In this condition, the kidneys start getting affected by a failing liver function. This occurs because the kidneys are not able to detoxify the impurities that blood has and hence, cannot produce adequate amount of urine. However, kidneys still continue to remove salt from the blood, which is one of their primary functions. This could be because when the liver doesn’t function properly, there is a high presence of toxins in the blood which the kidneys cannot purify alone.
Hepatopulmonary syndrome is a complication that occurs when the lungs of the patient start getting affected by a failing liver. This adversely affects the breathing ability of the patient and makes it difficult for him to breathe properly, particularly when he is exerting. This happens because when liver cirrhosis reaches its advanced stages, certain hormones are produced in the body that make the lungs function abnormally.
Liver cancer (hepatocellular carcinoma)
A liver that is cirrhotic can increase the chances of primary liver cancer manifold.
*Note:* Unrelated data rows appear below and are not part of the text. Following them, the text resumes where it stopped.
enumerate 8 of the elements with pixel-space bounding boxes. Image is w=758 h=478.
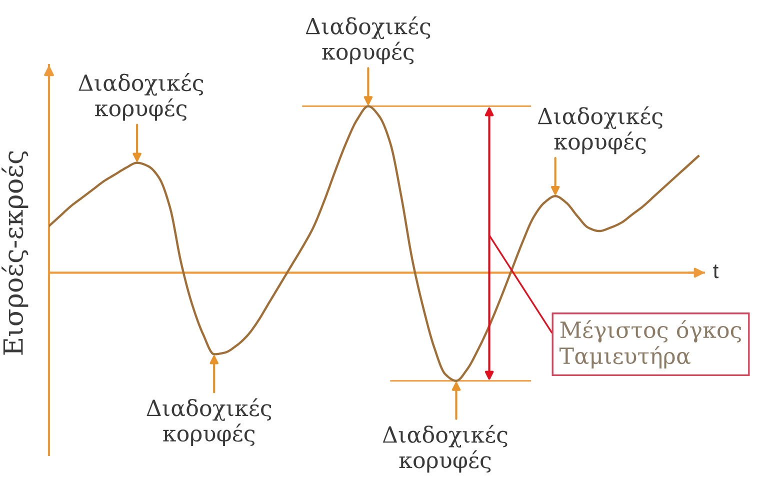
annotation: Διαδοχικές κορυφές <box>306 16 430 64</box>
annotation: Διαδοχικές κορυφές <box>78 73 204 121</box>
annotation: Διαδοχικές κορυφές <box>538 106 662 154</box>
annotation: Μέγιστος όγκος Ταμιευτήρα <box>559 320 741 368</box>
annotation: Διαδοχικές κορυφές <box>146 398 272 446</box>
annotation: Διαδοχικές κορυφές <box>382 424 508 473</box>
y-axis-title: Εισροές-εκροές <box>2 151 28 355</box>
x-axis-title: t <box>713 264 719 278</box>
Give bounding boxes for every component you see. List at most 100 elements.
This is because the chances of a tumor developing in the liver are very high when it is cirrhotic.
If you are already a patient of the disease, you must take the following precautions to prevent the liver from damaging further.
– You must ensure that your diet is balanced and you take multivitamins.
– All patients who are suffering from cirrhosis should abstain from drinking alcohol. If your condition developed due to excessive alcohol consumption only, you must experience an improvement in your health as soon as you start abstaining. For patients in whom the causes are not related to alcohol, abstinence can still help slow the progression of the disease.
– Avoid taking nonsteroidal anti-inflammatory drugs (NSAIDs). These can adversely impact the condition of your liver.
– Take a diet that is low in sodium because salt can make your body retain fluids, causing swelling in your abdomen and legs. Replace salt with natural herbs.
– Avoid getting infected as liver cirrhosis can make it difficult for you to fight infections. This will include maintaining proper hygiene, washing hands frequently, getting vaccinated for hepatitis, influenza and pneumonia.